Extendibility of Fermionic Gaussian States

TL;DR

This paper characterizes fermionic Gaussian states' extendibility, provides a covariance-matrix criterion, and establishes a finite de Finetti theorem with improved bounds, impacting quantum correlations and channel properties.

Contribution

It offers a complete covariance-matrix characterization of fermionic Gaussian state extendibility and derives a finite de Finetti theorem with linear scaling bounds, advancing understanding of quantum correlations.

Findings

Characterization of extendibility via covariance matrices

Finite de Finetti theorem with linear bounds in modes

SDP criteria for fermionic Gaussian channel properties

Abstract

We investigate $(k_1,k_2)$-extendibility of fermionic Gaussian states, a property central to quantum correlations and approximations of separability.
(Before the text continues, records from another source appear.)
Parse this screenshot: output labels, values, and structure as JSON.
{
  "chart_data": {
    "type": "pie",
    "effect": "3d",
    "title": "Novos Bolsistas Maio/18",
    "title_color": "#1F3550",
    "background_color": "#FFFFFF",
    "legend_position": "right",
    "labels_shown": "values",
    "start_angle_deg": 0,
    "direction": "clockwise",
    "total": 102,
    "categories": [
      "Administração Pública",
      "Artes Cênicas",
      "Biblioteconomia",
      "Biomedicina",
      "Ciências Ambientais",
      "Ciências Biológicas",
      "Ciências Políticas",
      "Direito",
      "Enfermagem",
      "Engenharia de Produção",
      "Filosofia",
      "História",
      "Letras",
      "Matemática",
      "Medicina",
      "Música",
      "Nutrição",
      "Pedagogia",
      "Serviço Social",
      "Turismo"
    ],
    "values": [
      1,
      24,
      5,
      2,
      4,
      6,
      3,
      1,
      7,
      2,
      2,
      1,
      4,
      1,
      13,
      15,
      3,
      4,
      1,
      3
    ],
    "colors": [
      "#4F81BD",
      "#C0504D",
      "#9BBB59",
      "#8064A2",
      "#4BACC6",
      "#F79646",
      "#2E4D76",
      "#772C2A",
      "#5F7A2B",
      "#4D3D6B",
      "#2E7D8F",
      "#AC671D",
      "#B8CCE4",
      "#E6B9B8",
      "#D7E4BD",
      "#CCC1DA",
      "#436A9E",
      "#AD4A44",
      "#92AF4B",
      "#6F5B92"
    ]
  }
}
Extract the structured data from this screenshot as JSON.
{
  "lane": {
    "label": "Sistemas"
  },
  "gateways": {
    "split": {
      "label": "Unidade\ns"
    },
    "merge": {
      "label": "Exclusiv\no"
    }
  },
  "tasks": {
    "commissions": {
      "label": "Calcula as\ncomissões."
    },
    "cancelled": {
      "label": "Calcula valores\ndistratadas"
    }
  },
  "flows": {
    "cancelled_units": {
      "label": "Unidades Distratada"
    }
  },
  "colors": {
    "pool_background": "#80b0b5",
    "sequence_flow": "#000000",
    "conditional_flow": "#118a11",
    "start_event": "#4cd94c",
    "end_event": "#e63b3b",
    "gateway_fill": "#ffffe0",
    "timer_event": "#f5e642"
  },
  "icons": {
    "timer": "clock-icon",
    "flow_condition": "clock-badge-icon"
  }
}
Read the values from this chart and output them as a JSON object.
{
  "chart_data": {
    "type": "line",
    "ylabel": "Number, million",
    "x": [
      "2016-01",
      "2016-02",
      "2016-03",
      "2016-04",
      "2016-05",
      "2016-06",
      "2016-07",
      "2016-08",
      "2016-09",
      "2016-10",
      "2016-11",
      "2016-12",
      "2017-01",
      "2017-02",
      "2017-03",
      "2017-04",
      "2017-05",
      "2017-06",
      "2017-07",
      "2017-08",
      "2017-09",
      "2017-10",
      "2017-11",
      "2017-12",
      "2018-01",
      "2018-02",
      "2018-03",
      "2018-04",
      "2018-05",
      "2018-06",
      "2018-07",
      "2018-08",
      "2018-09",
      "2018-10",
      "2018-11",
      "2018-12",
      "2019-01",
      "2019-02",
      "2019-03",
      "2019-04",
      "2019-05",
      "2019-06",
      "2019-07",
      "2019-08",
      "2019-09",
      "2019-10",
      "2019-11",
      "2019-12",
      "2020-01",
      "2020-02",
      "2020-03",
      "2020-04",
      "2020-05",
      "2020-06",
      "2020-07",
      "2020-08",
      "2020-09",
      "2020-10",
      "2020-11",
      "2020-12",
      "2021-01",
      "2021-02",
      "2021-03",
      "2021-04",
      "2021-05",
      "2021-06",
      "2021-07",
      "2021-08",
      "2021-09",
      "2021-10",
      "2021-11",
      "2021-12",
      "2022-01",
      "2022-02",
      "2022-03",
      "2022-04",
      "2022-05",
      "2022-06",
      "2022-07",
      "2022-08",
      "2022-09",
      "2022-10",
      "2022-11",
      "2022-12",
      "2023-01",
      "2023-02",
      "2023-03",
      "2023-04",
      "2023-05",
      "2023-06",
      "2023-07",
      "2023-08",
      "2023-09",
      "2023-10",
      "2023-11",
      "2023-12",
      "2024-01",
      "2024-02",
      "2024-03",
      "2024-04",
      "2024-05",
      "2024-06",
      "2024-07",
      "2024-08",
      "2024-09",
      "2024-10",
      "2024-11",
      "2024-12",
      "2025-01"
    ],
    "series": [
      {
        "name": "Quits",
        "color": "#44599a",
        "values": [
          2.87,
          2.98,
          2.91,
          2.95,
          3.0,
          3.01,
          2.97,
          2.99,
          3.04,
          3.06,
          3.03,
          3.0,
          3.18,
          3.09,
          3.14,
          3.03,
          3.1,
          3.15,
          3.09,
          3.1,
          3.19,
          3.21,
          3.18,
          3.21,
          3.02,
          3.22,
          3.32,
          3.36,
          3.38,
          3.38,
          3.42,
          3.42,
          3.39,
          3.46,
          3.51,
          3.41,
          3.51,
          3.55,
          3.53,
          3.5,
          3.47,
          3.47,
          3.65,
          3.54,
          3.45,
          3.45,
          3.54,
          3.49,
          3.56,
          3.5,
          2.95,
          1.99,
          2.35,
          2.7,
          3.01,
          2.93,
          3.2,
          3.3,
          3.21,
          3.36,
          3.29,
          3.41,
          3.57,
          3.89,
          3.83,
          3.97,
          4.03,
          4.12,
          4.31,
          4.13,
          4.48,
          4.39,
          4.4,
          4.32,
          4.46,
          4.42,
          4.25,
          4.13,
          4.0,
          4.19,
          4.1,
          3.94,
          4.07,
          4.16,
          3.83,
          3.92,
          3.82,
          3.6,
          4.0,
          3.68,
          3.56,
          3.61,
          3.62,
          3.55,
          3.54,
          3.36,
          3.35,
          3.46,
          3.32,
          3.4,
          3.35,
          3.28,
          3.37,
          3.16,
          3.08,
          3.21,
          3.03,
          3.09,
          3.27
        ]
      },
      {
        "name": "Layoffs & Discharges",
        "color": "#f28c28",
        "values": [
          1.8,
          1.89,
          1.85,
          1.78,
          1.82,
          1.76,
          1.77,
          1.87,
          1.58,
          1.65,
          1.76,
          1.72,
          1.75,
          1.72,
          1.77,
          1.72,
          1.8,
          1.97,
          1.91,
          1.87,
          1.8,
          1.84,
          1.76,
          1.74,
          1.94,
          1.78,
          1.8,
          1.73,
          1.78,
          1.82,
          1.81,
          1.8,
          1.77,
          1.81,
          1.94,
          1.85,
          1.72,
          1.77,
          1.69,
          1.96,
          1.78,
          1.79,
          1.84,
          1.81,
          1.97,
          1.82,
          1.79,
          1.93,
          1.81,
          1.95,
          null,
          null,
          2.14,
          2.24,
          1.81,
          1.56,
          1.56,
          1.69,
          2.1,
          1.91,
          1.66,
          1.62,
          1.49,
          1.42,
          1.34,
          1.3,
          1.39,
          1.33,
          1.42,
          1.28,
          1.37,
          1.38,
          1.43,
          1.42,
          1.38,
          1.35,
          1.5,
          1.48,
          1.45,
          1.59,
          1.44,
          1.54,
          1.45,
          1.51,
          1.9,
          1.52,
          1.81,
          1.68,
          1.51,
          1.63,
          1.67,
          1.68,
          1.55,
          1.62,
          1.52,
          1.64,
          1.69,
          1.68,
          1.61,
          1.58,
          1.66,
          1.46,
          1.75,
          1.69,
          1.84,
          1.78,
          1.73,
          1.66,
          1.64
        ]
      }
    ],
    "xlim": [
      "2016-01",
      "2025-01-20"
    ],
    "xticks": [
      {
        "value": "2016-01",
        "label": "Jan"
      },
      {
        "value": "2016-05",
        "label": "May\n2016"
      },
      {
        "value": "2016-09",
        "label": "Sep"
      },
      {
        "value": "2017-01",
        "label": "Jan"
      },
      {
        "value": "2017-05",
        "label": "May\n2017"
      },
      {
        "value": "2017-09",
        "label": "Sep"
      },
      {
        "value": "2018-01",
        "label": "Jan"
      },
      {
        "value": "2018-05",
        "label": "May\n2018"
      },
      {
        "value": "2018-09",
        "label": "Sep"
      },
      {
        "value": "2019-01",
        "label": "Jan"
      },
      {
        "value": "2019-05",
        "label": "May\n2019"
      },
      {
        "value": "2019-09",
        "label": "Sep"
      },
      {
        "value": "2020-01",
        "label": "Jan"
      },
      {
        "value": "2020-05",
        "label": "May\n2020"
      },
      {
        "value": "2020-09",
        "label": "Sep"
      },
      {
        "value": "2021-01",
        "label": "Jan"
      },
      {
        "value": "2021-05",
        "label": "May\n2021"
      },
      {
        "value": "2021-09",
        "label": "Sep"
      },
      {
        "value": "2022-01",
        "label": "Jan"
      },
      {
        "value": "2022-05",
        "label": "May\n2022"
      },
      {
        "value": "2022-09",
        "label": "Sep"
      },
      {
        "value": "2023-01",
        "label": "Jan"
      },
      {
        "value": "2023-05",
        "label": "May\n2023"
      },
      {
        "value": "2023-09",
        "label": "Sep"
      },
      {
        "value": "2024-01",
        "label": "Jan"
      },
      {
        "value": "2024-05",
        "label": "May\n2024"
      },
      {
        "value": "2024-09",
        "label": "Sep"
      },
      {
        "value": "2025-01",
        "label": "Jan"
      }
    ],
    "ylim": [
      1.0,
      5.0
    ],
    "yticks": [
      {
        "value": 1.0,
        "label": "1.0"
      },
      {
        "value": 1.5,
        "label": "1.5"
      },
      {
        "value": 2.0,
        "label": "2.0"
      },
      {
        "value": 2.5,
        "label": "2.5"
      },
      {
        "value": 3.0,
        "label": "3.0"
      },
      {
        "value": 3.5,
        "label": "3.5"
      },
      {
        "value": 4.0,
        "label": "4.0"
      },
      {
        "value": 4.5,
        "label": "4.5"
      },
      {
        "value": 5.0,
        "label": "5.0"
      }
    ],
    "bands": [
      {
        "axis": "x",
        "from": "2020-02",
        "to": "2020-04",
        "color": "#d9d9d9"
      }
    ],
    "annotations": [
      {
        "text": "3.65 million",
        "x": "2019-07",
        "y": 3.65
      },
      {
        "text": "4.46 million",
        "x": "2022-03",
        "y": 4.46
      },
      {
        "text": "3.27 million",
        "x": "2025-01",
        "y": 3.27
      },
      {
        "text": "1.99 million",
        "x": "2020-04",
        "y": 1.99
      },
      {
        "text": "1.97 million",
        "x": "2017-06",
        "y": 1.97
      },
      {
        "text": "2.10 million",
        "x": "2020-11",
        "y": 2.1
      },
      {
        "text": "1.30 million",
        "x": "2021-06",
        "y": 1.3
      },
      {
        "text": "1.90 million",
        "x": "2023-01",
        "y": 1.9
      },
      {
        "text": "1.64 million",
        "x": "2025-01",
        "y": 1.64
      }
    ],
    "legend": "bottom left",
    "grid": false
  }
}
We show that these states are $(k_1,k_2)$-extendible if and only if they admit a fermionic Gaussian extension, yielding a complete covariance-matrix characterization and a simple semidefinite program (SDP) whose size scales linearly with the number of modes. This provides necessary conditions for arbitrary fermionic states and is sufficient within the Gaussian setting. Our main result is a finite de Finetti--type theorem: we derive trace-norm bounds between $(k_1,k_2)$-extendible fermionic Gaussian states and separable states, improving previous exponential scaling to linear in the number of modes, with complementary relative entropy and squashed entanglement bounds. For two modes, upper and lower bounds match at order $1/\sqrt{k_1 k_2}$. Extendibility also provides operational support for one of the different notions of separability in fermionic systems. Finally, for fermionic Gaussian channels, we provide an SDP criterion for anti-degradability and show that entanglement-breaking channels coincide with replacement channels, implying no nontrivial entanglement-breaking fermionic Gaussian channels exist.